Who contributes & who is blamed for marine pollution

Runoff to the Barrier Reef comes from, towns (some many kilometers upstream on the rivers as well as the coastal ones), small local industries, cane, bananas, mango and other farms and aquaculture farms. They all contribute to the pollution problems. However, aquaculture and some other industries with a definite outlet pipe have huge remediation and compliance costs. Many others have a diffuse outlet, far greater but they have no monitoring and none of the huge add-on costs.

Off the Adelaide coast there has been very serious loss of the sea-grass meadows and consequent large scale long-shore sand drift resulting in a lowering of the beaches in many places by several metres and very expensive sand trucking and dredging operations. This was caused by a combination of treated sewage effluent outfall and storm-water runoff. The high nutrient water discharged this way encouraged the growth of large amounts of small algae on the sea-grass leaves and the combination of the shading effects of all this algae plus the sediments from the runoff and outfalls shaded the sea-grass so much that it died.
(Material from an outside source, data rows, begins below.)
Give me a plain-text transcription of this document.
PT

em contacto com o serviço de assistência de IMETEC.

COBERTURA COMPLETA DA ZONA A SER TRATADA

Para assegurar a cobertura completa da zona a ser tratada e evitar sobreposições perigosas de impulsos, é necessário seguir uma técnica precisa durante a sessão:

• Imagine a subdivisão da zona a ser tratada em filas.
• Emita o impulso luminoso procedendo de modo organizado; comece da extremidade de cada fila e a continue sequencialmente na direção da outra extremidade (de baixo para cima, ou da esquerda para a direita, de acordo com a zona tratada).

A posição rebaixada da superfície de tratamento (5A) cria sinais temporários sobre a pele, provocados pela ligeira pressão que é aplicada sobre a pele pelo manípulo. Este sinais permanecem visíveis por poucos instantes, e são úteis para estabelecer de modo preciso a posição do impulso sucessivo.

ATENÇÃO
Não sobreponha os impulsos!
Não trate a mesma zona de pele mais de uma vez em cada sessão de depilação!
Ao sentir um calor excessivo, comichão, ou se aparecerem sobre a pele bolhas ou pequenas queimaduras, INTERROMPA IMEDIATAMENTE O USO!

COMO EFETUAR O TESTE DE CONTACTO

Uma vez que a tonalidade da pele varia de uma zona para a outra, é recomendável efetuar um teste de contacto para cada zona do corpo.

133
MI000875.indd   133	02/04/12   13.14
Storm-water is very high in nutrients and may contain other many other pollutants. It contains runoff from over watered and over fertilized gardens plus it is the dogs’ sewage system, although this latter is slowly beginning to improve in many places. This damage was clearly a mainly community pollution problem that has seriously impacted on the Adelaide coastal environment.

We all need to be aware of what we throw or pour into drains or onto streets. It is a cumulative community problem and we all need to think where we wash out that paint brush, discharge our swimming pool backwash or where we toss rubbish. It all ends in the sea or in lakes and rivers.